The dark green areas are lakes — some temporary, some permanent.

Watching the lecture and looking at the satellite imagery of the area, I realized these corridors of sand and water were in fact armatures. Zooming out to a wider scale, I began to understand the geological, aeolian, sedimentary, and cultural processes that made this landscape possible. Looking at satellite imagery, it’s clear the Sandhills are in the alluvial plains of rivers with headwaters in the Rocky Mountains. What isn’t visible though, is that the Sandhills sit on top of the deepest portion of the Ogallala Aquifer which spans eight states, from South Dakota to Texas. So, these little pockets of water and wetlands in Northern Nebraska are linked to ranch land 600 miles away in Texas. There are of course many more geological and cultural processes in this region but it was fascinating to me to use this a personal example for understanding the four-dimensional relationship between pattern and process/form and flow.

Thoughts on the readings:

Gary Strang’s article, “Infrastructure as Landscape” (1996), made me wonder whether putting our industrial infrastructure on display would make people rethink their consumption.

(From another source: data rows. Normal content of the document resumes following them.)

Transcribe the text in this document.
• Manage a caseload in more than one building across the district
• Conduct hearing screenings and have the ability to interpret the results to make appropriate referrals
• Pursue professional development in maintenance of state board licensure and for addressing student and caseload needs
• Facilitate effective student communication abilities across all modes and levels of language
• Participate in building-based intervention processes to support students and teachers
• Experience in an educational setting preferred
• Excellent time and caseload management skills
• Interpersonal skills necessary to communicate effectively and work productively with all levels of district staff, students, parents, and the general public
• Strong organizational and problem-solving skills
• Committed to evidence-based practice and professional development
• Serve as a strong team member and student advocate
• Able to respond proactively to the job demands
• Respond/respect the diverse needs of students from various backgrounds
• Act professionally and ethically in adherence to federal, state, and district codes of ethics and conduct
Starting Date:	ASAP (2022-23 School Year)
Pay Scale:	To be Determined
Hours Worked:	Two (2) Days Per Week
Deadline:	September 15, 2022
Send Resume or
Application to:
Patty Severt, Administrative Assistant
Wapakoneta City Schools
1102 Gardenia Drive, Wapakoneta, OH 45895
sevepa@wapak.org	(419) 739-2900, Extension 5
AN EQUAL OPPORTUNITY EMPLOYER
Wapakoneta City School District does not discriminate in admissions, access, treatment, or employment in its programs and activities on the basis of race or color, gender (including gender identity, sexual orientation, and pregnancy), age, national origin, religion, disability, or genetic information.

Do we have a responsibility as designers to reveal infrastructure systems, in a rejection of the problematic norm of “hiding, screening, and cosmetically mitigating infrastructure in order to maintain the image of the untouched natural surroundings of an earlier era” (p. 11)? Would raising awareness to the presence of these systems make us question our dependence on them? I found it interesting to read Michael Hough’s article while still thinking through these questions.

In “Nature as Infrastructure: Strategies for Sustainable Regional Landscapes” (2007), Hough makes the argument that people should be curious about the landscapes they live in, in order to be “better stewards of the land” (p. 56). In a sense, it felt like the strategies and examples Hough was proposing were answering the questions I had after reading Strang’s piece. I found the example of the Emscher Valley in Germany’s Ruhr Valley to be particularly helpful. It made it clear that leaving traces of the past, preserving industrial history, was actually an educational opportunity. Industrial remnants could serve as monuments and the vegetation growing there could be allowed to thrive. It’s as if he was saying to lean into the reality that we live in an industrial era instead of trying to return to some moment of time where the landscape was “natural” and “untouched.” Instead, ecological restoration projects could use what’s already present on site.